Ein derartiger Blödmann ist das goldene Kalb in Fred Williards wunderbarer Screwball-Komödie "Prinzessin Liederlich": John McLendon heisst der Mann mit der Physiognomie - und dem IQ - eines Frosches. Sein Herz schlägt für Amerika, und er brennt darauf, selbst in den Kampf gegen die Feinde des geliebten Vaterlandes zu ziehen. Sechs Millionen Dollar will McLendon für eine Geheimdienstoperation auf den Tisch legen, an der er sich aktiv beteiligen darf. Wenn 5.000 Dollar reichen, um einen Kongressabgeordneten dazu zu bringen, sich an einer zahmen Ziege zu vergehen, dann kann man für sechs Millionen einen ganzen beschissenen Krieg haben. So wurde es McLendon versprochen. Doch bis die Kanonen zum Ruhme Amerikas rauchen, ist es noch weit.

Wirft man in Atlanta, Georgia, einen Sechs Millionen-Köder aus, rummelts bald in der Stadt wie in einem Haifischbecken zur Frühstückszeit. Während der wackere McLendon getarnt mit "rosarotem Panamahut mit einem großen Plastikdinosaurier oben drauf" in Mittelamerika die letzten Details seiner Operation bespricht, hat sich in Atlanta schon manch resolute Figur in Startposition begeben: die beiden Gangster Ray und Peanut etwa, die auch in jedem Elmore Leoard-Roman eine Bereicherung wären, die wütende Witwe eines CIA-Agenten, und diverse aktive und deaktivierte Geheimdienstler.

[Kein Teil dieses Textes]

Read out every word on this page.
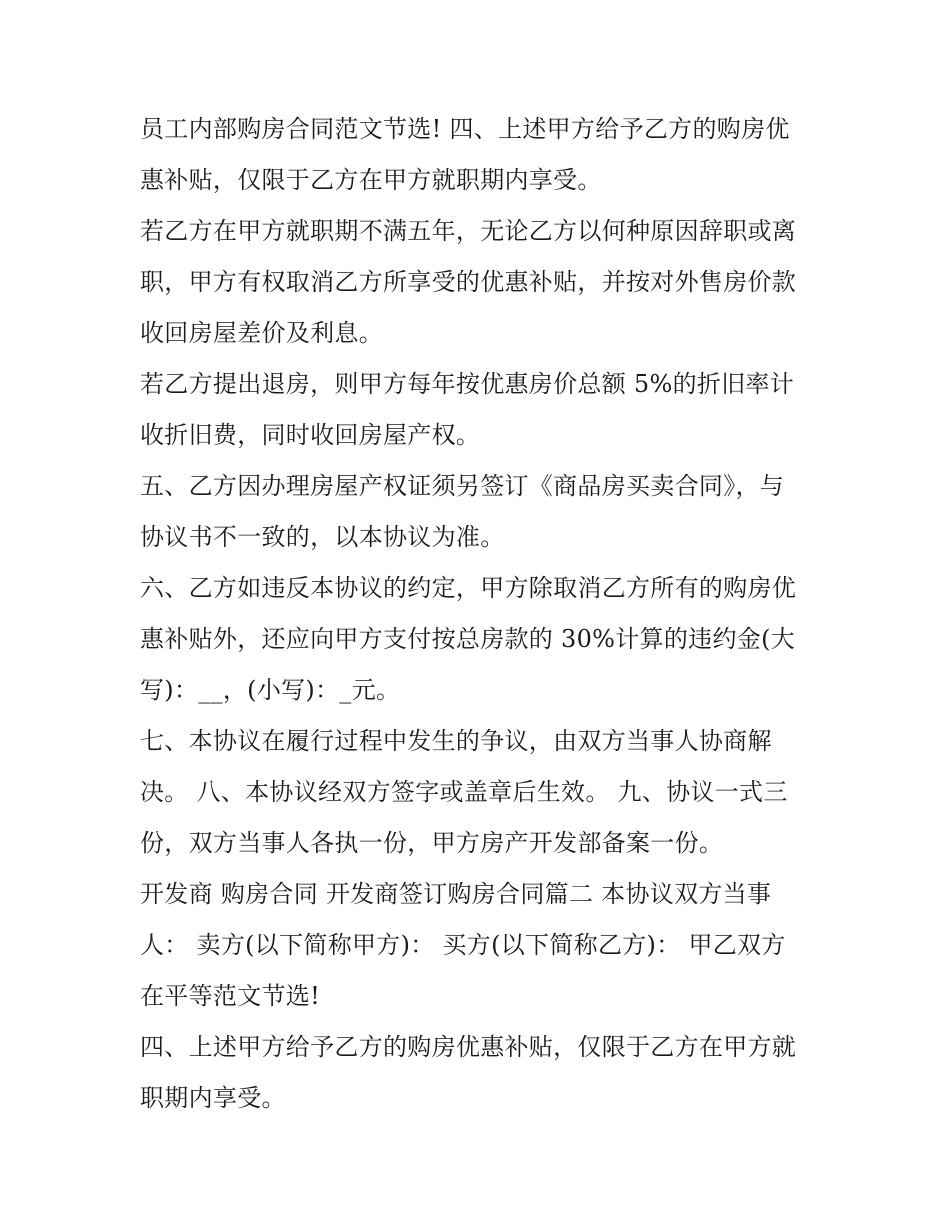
员工内部购房合同范文节选! 四、上述甲方给予乙方的购房优

惠补贴，仅限于乙方在甲方就职期内享受。

若乙方在甲方就职期不满五年，无论乙方以何种原因辞职或离

职，甲方有权取消乙方所享受的优惠补贴，并按对外售房价款

收回房屋差价及利息。

若乙方提出退房，则甲方每年按优惠房价总额 5%的折旧率计

收折旧费，同时收回房屋产权。

五、乙方因办理房屋产权证须另签订《商品房买卖合同》，与

协议书不一致的，以本协议为准。

六、乙方如违反本协议的约定，甲方除取消乙方所有的购房优

惠补贴外，还应向甲方支付按总房款的 30%计算的违约金(大

写)：__，(小写)：_元。

七、本协议在履行过程中发生的争议，由双方当事人协商解

决。 八、本协议经双方签字或盖章后生效。 九、协议一式三

份，双方当事人各执一份，甲方房产开发部备案一份。

开发商 购房合同 开发商签订购房合同篇二 本协议双方当事

人： 卖方(以下简称甲方)： 买方(以下简称乙方)： 甲乙双方

在平等范文节选!

四、上述甲方给予乙方的购房优惠补贴，仅限于乙方在甲方就

职期内享受。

Fred Willard schafft in seiner rasanten Groteske das Kunststück, seine Figuren umso glaubwürdiger darzustellen, je bekloppter sie sind. Der Roman ist eine prächtige Mischung aus Caper-Novel und Agenten-Thriller und liest sich wie Ross Thomas auf Pille. Kofferweise wandert Geld durch die Hände einer merkwürdigen Menschenschlange und landet auf wundersame Weise immer wieder bei den Ray und Peanut, ohne dass die beiden Gauner sich sonderlich ins Zeug legen müssten. Tja, so kann's kommen, wenn man Teil eines größeren Plans ist...

Fred Willard: Prinzessin Liederlich. (Princess Naughty and the Voodoo Cadillac, 2000). Roman. Aus dem Amerikanischen von Brigitte Helbling. Reinbek: Rowohlt, 2002 (rowohlt paperback), 319 S., 12.00 Euro (D)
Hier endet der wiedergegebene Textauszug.